For historical purposes, I think it's valuable to archive newspaper articles. In the past, this was done quite simply with a pair of scissors. Cut out the article and put it into a scrapbook or a folder.

Nowdays, much of the news is found online and is surrounded by advertising, tracking scripts, videos, audio, and other details that don't related to the content itself. All of this makes it hard to create a single, standalone archive of the newspaper article. Here are a couple tips for creating an archive of a newspaper article.

Start With the Rendered HTML

When you're viewing the website, start by capturing the fully rendered HTML document. This can be done by running the following script in the JavaScript console.

copy(document.getElementsByTagName('html')[0].outerHTML)

Run the script, open a text editor, and paste the HTML into the document. Name the file article.html. Then open article.html in the browser and see what it looks like.

Another technique is to click "Save As" on the website and download a copy of the website to your computer. This will also includes external files which is not ideal for a standalone archive - but it is a good starting point for creating a standalone archive.

Prune Unneeded Tags

Now that you have article.html, you can try pruning different html tags, either manually or using a script. For example, if you run the following script in the JavaScript console, you can strip noscript, link, script, and iframe tags.

Array.prototype.forEach.apply(document.querySelectorAll('noscript,link,script,iframe'), [x => { console.log(x); x.remove() }])

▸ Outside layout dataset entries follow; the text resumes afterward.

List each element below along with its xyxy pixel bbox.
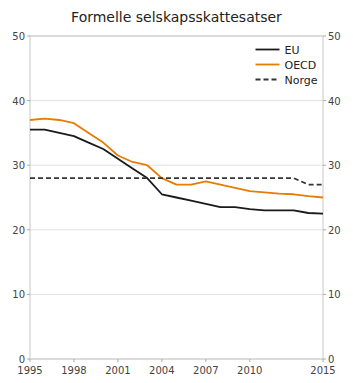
grid-line [30,165,323,166]
y-tick [27,36,30,37]
x-tick [73,359,74,362]
y-tick [27,100,30,101]
y2-tick-label: 10 [328,289,341,300]
x-tick [117,359,118,362]
x-tick-label: 2015 [310,365,335,376]
x-tick-label: 1995 [17,365,42,376]
chart-container: Formelle selskapsskattesatser 0 10 20 30 40 50… [0,0,353,383]
y2-tick-label: 40 [328,96,341,107]
title: Formelle selskapsskattesatser [71,9,282,25]
y2-tick [323,36,326,37]
x-tick-label: 2010 [237,365,262,376]
grid-line [30,100,323,101]
y2-tick [323,100,326,101]
grid-line [30,229,323,230]
x-tick [205,359,206,362]
y-tick-label: 20 [12,225,25,236]
chart-svg: Formelle selskapsskattesatser 0 10 20 30 40 50… [0,0,353,383]
legend-swatch [256,79,280,81]
background [0,0,353,383]
x-tick-label: 2007 [193,365,218,376]
x-tick [249,359,250,362]
legend-swatch [256,64,280,66]
y-tick-label: 50 [12,31,25,42]
x-tick [323,359,324,362]
series-line [30,119,323,198]
y-tick-label: 10 [12,289,25,300]
series-line [30,178,323,184]
legend-swatch [256,49,280,51]
series-line [30,130,323,214]
plot-frame [30,36,323,359]
y2-tick-label: 20 [328,225,341,236]
y2-tick-label: 50 [328,31,341,42]
plot-area [30,119,323,214]
x-tick [30,359,31,362]
y2-tick-label: 0 [328,354,334,365]
x-tick-label: 1998 [61,365,86,376]
grid-line [30,294,323,295]
y-tick [27,229,30,230]
y-tick-label: 0 [19,354,25,365]
legend: EU OECD Norge [256,44,318,87]
y2-tick [323,294,326,295]
legend-label: OECD [285,59,317,72]
y-tick-label: 30 [12,160,25,171]
y-tick-label: 40 [12,96,25,107]
y2-tick [323,165,326,166]
legend-label: Norge [285,74,318,87]
y-tick [27,165,30,166]
y2-tick-label: 30 [328,160,341,171]
x-tick-label: 2004 [149,365,174,376]
x-tick-label: 2001 [105,365,130,376]
y-tick [27,294,30,295]
legend-label: EU [285,44,300,57]
x-tick [161,359,162,362]
y2-tick [323,229,326,230]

After running the script, re-run the HTML capture script, re-save the document, and see if it still looks ok. Iterate on this process until you're removed much of the unneeded markup.

Monitor the Network

If you go to the "Network" tab of the developer conosle, you can see what external resources are being requested. If you see more than the HTML document, do a search and try to find the tag that is requesting the external resource. You can then strip it out or replace it with inline content.